If I set the const equal to the value or if I set the value to 0xffffffff, nothing changes.

Slonopotamus
  • 201
  • 1
  • 5
  • Try to run a CONST % number while they are equals and show me the results please :) – Erik Sep 06 '16 at 19:10
  • What happens if you set `value` to 12345 and use 1230 as your constant? – GriffeyDog Sep 06 '16 at 19:12
  • I added the additional information to the question. It does not matter what the values of `const` and `value` are. – Slonopotamus Sep 06 '16 at 19:23
  • 1
    If you're on Linux, try using `-prof perfasm` to dump the actual assembly generated for the two functions. I suspect that `testNModConst` has been optimized to replace the division with a multiplication. – Tavian Barnes Sep 06 '16 at 19:27
  • If you do your tests in the other order, does that change? Also, see the Constant Folding section in http://java-performance.info/jmh/: `value` is the same every time, and the JVM may notice this and opportunistically do a `if (value == 12345) return the_answer` as the first operation, or something like that. That doc suggests techniques to avoid this. (IDK, I haven't used JMH, I'm seeing this question because of the x86-64 tag. If you can show the actual JIT-compiled asm that runs for each version, I can tell you how many cycles it should take on your Haswell CPU.) – Peter Cordes Sep 06 '16 at 19:33
  • A related question: why can I work out (n mod 1000000) faster than I can work out (1000000 mod n)? This doesn't exactly address your question, but perhaps it shows that you might not necessarily expect an operation to still be as easy if you switch the operands. – mwfearnley Sep 06 '16 at 19:37

2 Answers2

7

The CPU's DIV and MOD instructions are very expensive, costing 50 cycles or more. When you use a variable divisor, using these instructions is unavoidable. However, when you use a constant divisor, this can be compiled into a short sequence of much cheaper instructions such as MUL, ADD, and SHR.

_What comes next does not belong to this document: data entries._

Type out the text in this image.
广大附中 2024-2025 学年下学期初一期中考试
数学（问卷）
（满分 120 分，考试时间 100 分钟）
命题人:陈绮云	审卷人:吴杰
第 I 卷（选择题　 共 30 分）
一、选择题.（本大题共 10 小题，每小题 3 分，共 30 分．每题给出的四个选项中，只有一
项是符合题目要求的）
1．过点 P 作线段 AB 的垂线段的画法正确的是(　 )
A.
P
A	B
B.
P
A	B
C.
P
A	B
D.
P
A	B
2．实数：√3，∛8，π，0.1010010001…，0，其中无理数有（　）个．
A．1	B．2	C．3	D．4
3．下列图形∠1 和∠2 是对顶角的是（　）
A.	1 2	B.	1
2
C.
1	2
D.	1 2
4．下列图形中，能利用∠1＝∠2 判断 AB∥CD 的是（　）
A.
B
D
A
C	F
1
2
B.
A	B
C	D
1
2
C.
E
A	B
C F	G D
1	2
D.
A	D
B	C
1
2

Hacker's delight, chapter 10 covers several algorithms that solve this problem.

Marko Topolnik
  • 195,646
  • 29
  • 319
  • 436
  • Specifically the following strength reduction is probably at play: https://gmplib.org/~tege/divcnst-pldi94.pdf – Tavian Barnes Sep 06 '16 at 19:26
  • More likely a modular multiplicative inverse (multiply by a big magic constant, and use the upper half) – Peter Cordes Sep 06 '16 at 19:28
  • This can be resolved by inspecting the actual machine code emitted from the JIT compiler. I did it once before, maybe I can find that answer... – Marko Topolnik Sep 06 '16 at 19:29
  • 2
    Here it is: http://stackoverflow.com/questions/31372565/large-performance-gap-between-cpus-div-instruction-and-hotspots-jit-code/31378410#31378410 – Marko Topolnik Sep 06 '16 at 19:32
  • 2
    My favourite treatment is http://ridiculousfish.com/blog/posts/labor-of-division-episode-iii.html – Tavian Barnes Sep 06 '16 at 19:38
  • You can see what a C compiler does with the two cases for the OP's constant of 12345 [on the Godbolt compiler explorer](https://godbolt.org/g/SNRZkR). (clang3.8.1 -O3 -mtune=haswell). gcc does essentially the same thing with the same multiplicative modular inverse, but uses the implicit-operand form of (`imul r32`) to produce the high half of the product in edx, instead of `imul r64, r64, imm32` + shift to get the high half of the product in eax. – Peter Cordes Sep 06 '16 at 19:50
1

Beware this answer it's only intuition

It's because of the nature of the % operator

In testNModConst() 1230 is less than 12345, so modulus only needs to internally check their size and realize that 12345 is bigger (one operation)

In testConstModN() 12345 is greater than 1230, so modulus will have to do a series of operations (subtraction) to calculate the answer.

It depends on the size of the integer relative to the constant

cjds
  • 269
  • 1
  • 3
  • 12